Non c’è pericolo. Pensai e mi preparai ad entrare nella stanza, cioè, la sua casa.
 
Un passo e fui dentro.
La Pamela Anderson che mi ero immaginata non era altro che una semplice ragazza con i capelli rossi e degli occhi verdi, molto bella. Stupenda. Attentava comunque alla mia autostima, rimasi imbambolata a fissarla mentre nella mia mente girava solo l’imprecazione “Oh fuck”. Che tipo di speranza avevo voluto avere.
Non mi ero accorta di essere rimasta imbambolata a fissarla per un periodo troppo lungo per la sua pazienza, quando sbuffò spazientita e di voltò a fissare un quadro alle sue spalle me ne resi conto e scossi la testa, cacciando tutto l’imbambolamento.
«Ragazzi, lei è Emma, mia cugina!»mi presentò prontamente Jo, vista la mia palese difficoltà a formulare un qualsiasi tipo di pensiero in quel momento.

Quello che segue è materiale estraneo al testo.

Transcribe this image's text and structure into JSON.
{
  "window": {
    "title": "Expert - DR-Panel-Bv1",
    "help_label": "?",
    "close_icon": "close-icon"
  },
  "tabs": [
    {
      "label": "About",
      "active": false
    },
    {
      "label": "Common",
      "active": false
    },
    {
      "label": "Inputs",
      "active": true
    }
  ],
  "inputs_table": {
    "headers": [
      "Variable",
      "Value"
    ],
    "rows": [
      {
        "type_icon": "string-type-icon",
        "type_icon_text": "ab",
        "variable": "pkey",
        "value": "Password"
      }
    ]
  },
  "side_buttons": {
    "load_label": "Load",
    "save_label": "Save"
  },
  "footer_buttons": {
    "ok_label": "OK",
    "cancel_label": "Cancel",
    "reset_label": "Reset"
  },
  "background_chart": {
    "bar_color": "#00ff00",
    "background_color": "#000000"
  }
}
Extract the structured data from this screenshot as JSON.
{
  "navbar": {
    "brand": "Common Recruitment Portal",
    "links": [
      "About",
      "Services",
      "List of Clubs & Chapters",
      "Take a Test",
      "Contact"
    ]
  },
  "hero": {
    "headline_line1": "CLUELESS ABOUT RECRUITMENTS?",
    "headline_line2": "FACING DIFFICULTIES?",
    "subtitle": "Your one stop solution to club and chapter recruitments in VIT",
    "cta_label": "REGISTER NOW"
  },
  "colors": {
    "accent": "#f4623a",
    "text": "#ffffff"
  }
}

Subito mi si presentò davanti quello che immaginai fosse Alex, dopo la descrizione di mio cugino, come playboy ninfomane potenzialmente pericoloso. «Piacere, Alex..» ammiccò porgendomi la mano. Lo osservai, in effetti aveva tutte le doti al loro posto per poter ricoprire alla grande il ruolo che Jo gli aveva affibbiato, ma non finii il pensiero che qualcuno lo scansò «Maurizio, tanto piacere» gentile, senza alcun tipo di ammiccamenti vari e senza sorrisi falsi mi porse la mano che strinsi con un sorriso sincero. Infine fu il suo turno, doveva arrivare, mi preparai. «Elettra.» Non si era mossa di un millimetro, come se avessi potuto attaccarle qualche strana malattia inglese, se mi si fosse avvicinata di un solo passo. Interdetta feci un cenno del capo, quando ormai non mi stava più guardando, improvvisamente interessata al suo smalto. Scossi la testa infastidita, io non le avevo fatto nulla e venivo trattata così?

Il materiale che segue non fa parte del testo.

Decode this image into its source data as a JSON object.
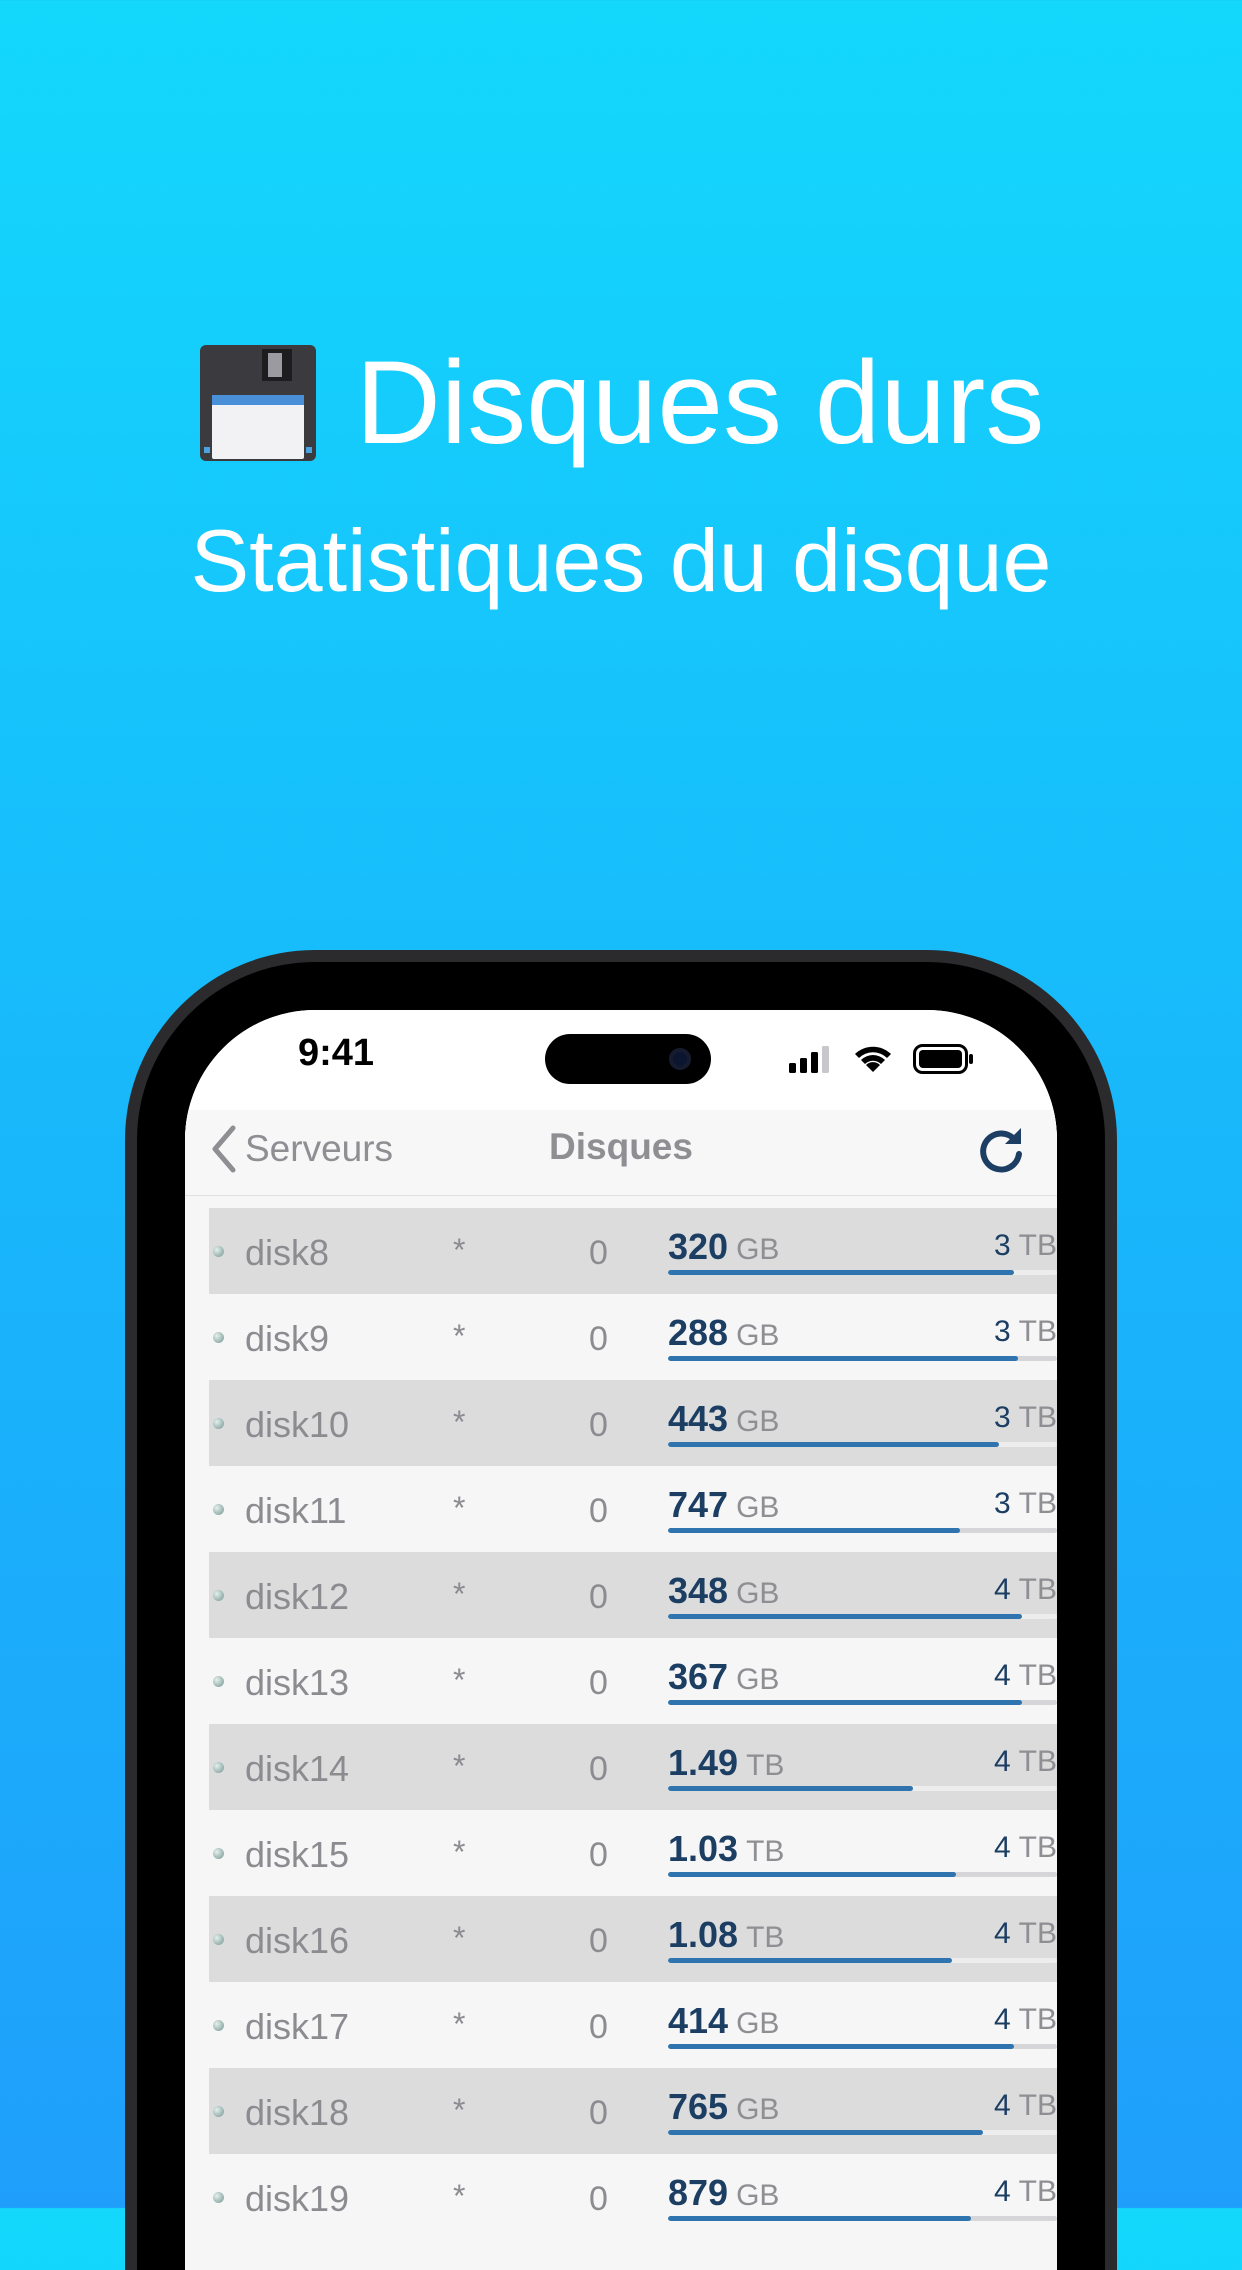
{
  "hero": {
    "title": "Disques durs",
    "subtitle": "Statistiques du disque",
    "icon": "floppy-disk-icon"
  },
  "status_bar": {
    "time": "9:41",
    "icons": [
      "cellular-signal-icon",
      "wifi-icon",
      "battery-icon"
    ]
  },
  "nav": {
    "back_label": "Serveurs",
    "title": "Disques",
    "refresh_icon": "refresh-icon"
  },
  "colors": {
    "accent": "#2f74af",
    "value_text": "#1c3e63",
    "muted_text": "#8e8e93",
    "row_shaded": "#dcdcdd",
    "row_plain": "#f6f6f7"
  },
  "disks": [
    {
      "name": "disk8",
      "flag": "*",
      "count": "0",
      "used_value": "320",
      "used_unit": "GB",
      "total_value": "3",
      "total_unit": "TB",
      "usage": 0.89
    },
    {
      "name": "disk9",
      "flag": "*",
      "count": "0",
      "used_value": "288",
      "used_unit": "GB",
      "total_value": "3",
      "total_unit": "TB",
      "usage": 0.9
    },
    {
      "name": "disk10",
      "flag": "*",
      "count": "0",
      "used_value": "443",
      "used_unit": "GB",
      "total_value": "3",
      "total_unit": "TB",
      "usage": 0.85
    },
    {
      "name": "disk11",
      "flag": "*",
      "count": "0",
      "used_value": "747",
      "used_unit": "GB",
      "total_value": "3",
      "total_unit": "TB",
      "usage": 0.75
    },
    {
      "name": "disk12",
      "flag": "*",
      "count": "0",
      "used_value": "348",
      "used_unit": "GB",
      "total_value": "4",
      "total_unit": "TB",
      "usage": 0.91
    },
    {
      "name": "disk13",
      "flag": "*",
      "count": "0",
      "used_value": "367",
      "used_unit": "GB",
      "total_value": "4",
      "total_unit": "TB",
      "usage": 0.91
    },
    {
      "name": "disk14",
      "flag": "*",
      "count": "0",
      "used_value": "1.49",
      "used_unit": "TB",
      "total_value": "4",
      "total_unit": "TB",
      "usage": 0.63
    },
    {
      "name": "disk15",
      "flag": "*",
      "count": "0",
      "used_value": "1.03",
      "used_unit": "TB",
      "total_value": "4",
      "total_unit": "TB",
      "usage": 0.74
    },
    {
      "name": "disk16",
      "flag": "*",
      "count": "0",
      "used_value": "1.08",
      "used_unit": "TB",
      "total_value": "4",
      "total_unit": "TB",
      "usage": 0.73
    },
    {
      "name": "disk17",
      "flag": "*",
      "count": "0",
      "used_value": "414",
      "used_unit": "GB",
      "total_value": "4",
      "total_unit": "TB",
      "usage": 0.89
    },
    {
      "name": "disk18",
      "flag": "*",
      "count": "0",
      "used_value": "765",
      "used_unit": "GB",
      "total_value": "4",
      "total_unit": "TB",
      "usage": 0.81
    },
    {
      "name": "disk19",
      "flag": "*",
      "count": "0",
      "used_value": "879",
      "used_unit": "GB",
      "total_value": "4",
      "total_unit": "TB",
      "usage": 0.78
    }
  ]
}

«Allora, il viaggio?» Chiese Jo e vidi con la coda dell’occhio Cesare sorridere divertito. Dimenticai ogni mancanza di cortesia in un attimo e mentre mi lasciavo sfuggire un sorriso pensai:
Non vedo l’ora di fare uno di quei test cretini per poter rispondere affermativamente alla domanda “Ci credi al colpo di fulmine?”.




***
Eccomi! Allora, voglio scusarmi per questo capitolo pressochè inutile, ma ce l'ho nel pc da millenni ed è l'unica cosa che posso postare per ora, lettrici care, voi l'avete già letto, mi dispiace!
Comunque, non so se l'ho già detto a qualcuna, ma il capitolo è Emma pov, insomma, non sono sicura che vada bene, ma dal momento che credo che in questa ff non vada bene più o meno niente è tutto normale.
Detto ciò, io leverei le tende e scusatemi.